J.A.S. Philson about his speech See manuscript.  På dansk  Updated:  15 FEB 2012 Omkring PhilsonAround Philson 

On 6 December 2011 J.A.S. Philson in a Christmas greeting to Kristian Zouaoui and his family wrote this comment:

I feel embarrassed whenever my "Speech" is mentioned.  One must remember, I had, only a short time earlier, been discovered in the brake box of a goods wagon.
About 6 railway workers surrounded me with anxious expressions on their faces. I think they were afraid that I was dangerous! 

Later a couple of burly plain clothes policemen accompanied me to the Daugaard inn, where I was greeted by Palle Hoybye. I and (I believe) Peter Hansen, Sergeant
of police sat, while Palle Hoybye stood and acted as inquisitor (He spoke excellent English)

Peter Hansen began very nervously to search me for weapons but fumbled with the zip fastener of my flying jacket.  With youthful impatience I quickly unzipped it and
out fell a bunch of rhubarb!  Immediately, food was ordered and very soon a tall, young, blond policeman entered bearing a tray, carrying meat and potatoes, coffee,
bread and butter.  This young man sat on my left, interjecting at intervals, "All you have to do is eat!"

Palle continued with his questions and very soon I realised that he wanted to know if any Danes had helped me to evade capture. Impatiently, I put down my knife
and fork, declaring, "Do you think that I would betray a friend who had helped me?  No one helped me! But if they had done, I would never tell you!" Peter Hansen
rose from his chair and came toward me.  I was not sure of his intentions.  Was he about to strike me?  No, he reached out his hands and embraced me like a son.

At that Palle said,  "As long as that's what you tell the Germans, then we have no further questions."

Half-a-dozen young policemen took me upstairs, where I could wash my face and hands and comb my hair.

Suddenly, we heard gruff voices and much stamping of feet, below.  Quietly, we all listened for further developments.  After a short time, when all seemed quiet again
we ventured downstairs. Palle informed me that the Germans had come to collect me and that he had informed them that he had not finished interrogating me for his report.  They would return for me, later.

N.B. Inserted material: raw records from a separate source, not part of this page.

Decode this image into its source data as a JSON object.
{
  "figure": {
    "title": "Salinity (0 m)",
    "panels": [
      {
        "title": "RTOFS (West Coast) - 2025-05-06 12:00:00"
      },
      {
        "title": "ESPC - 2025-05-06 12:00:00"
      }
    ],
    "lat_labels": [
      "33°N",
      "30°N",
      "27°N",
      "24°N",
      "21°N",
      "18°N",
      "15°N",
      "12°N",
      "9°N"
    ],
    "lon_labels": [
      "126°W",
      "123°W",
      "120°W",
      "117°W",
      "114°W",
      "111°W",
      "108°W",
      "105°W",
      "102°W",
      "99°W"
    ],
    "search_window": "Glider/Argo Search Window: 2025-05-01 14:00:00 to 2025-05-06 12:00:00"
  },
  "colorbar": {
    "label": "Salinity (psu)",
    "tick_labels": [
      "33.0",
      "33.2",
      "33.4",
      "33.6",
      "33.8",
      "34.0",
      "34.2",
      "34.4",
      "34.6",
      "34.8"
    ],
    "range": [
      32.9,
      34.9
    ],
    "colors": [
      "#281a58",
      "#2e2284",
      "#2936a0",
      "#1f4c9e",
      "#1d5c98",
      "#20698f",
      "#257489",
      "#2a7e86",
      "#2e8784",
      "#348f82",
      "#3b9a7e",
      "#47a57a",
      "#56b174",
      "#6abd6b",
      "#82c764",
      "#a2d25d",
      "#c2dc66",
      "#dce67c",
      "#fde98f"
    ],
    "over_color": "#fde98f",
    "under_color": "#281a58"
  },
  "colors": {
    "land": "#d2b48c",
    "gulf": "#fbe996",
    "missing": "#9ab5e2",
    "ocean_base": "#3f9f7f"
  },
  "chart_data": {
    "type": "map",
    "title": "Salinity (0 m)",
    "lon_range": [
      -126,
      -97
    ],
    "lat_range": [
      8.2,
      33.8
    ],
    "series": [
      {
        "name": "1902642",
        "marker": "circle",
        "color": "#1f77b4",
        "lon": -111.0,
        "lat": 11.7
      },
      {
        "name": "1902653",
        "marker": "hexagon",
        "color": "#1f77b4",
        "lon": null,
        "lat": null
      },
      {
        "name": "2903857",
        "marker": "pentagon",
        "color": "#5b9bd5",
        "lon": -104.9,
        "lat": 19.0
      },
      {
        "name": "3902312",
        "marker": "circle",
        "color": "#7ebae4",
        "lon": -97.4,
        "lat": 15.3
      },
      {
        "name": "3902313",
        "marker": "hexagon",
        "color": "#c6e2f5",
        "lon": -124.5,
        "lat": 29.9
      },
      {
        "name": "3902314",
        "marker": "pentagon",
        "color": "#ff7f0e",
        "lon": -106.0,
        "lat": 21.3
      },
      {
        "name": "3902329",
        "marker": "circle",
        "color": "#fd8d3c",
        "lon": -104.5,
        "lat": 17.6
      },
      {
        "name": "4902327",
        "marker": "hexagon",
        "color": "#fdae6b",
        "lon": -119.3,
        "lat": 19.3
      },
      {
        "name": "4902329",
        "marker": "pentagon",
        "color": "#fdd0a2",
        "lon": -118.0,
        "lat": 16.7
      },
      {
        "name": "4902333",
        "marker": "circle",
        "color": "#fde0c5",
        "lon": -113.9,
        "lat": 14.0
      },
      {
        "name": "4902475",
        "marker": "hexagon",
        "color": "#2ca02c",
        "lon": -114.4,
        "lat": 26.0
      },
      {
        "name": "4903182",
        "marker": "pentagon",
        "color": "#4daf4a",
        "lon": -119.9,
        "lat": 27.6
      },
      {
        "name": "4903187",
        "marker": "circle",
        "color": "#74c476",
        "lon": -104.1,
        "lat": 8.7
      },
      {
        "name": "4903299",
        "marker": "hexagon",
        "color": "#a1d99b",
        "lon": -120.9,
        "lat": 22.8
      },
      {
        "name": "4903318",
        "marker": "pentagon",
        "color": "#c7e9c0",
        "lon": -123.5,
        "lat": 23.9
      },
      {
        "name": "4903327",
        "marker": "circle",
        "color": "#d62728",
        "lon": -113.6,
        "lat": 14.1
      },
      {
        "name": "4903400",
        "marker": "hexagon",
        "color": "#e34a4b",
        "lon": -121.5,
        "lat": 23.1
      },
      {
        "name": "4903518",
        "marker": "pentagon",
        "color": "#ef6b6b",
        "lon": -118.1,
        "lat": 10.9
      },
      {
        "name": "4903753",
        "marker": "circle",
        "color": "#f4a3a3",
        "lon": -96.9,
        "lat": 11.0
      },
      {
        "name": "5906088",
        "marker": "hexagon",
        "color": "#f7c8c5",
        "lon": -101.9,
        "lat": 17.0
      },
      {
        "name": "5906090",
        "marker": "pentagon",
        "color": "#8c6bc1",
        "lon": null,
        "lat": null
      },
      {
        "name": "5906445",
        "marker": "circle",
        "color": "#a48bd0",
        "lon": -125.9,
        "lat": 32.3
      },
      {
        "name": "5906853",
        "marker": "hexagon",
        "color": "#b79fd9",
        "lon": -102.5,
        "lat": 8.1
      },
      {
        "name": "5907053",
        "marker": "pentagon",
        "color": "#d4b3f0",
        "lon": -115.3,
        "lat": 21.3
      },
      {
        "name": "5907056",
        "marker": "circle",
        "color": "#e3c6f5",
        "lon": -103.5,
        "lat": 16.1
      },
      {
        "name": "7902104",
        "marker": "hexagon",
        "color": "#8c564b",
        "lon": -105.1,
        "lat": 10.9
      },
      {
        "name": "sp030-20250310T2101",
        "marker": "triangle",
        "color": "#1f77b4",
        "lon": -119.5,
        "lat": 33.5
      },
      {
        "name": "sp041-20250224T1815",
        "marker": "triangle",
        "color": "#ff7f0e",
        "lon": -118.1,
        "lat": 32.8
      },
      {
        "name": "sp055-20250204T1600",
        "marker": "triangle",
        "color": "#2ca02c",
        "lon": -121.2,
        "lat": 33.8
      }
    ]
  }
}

Palle then turned to me and said,"We have only one more question to ask of you,  Will you join us in a little meal as our guest of honour?"  I replied that I had only
just eaten; to which he responded, "Germany, where you are going, is starving! So you must not miss an opportunity to eat."

We entered the hall, behind the inn.  All the police who had been searching for me stood up.

Peter Hansen sat at the top of the table, Palle and I sat on either side and the Danish National Anthem was sung.
It was a very moving moment.  A delightful meal was served.  One man rose to speak and said that he had been a POW in the first world War and had survived! 
Several speeches were delivered; all encouraging me to 'keep my chin up.'

Newly captured, after three days as a fugitive, frankly, I was surprised by the cordial reception of the police and their apologetic attitude.  I had expected harsh
treatment and here they were sorry they could not help me to escape!

I had had no time to prepare and so what I said sounded like a little schoolboy's attempt to excuse himself for being naughty! (See photo of his manuscript.)

I hope this helps you to understand my confused state of mind.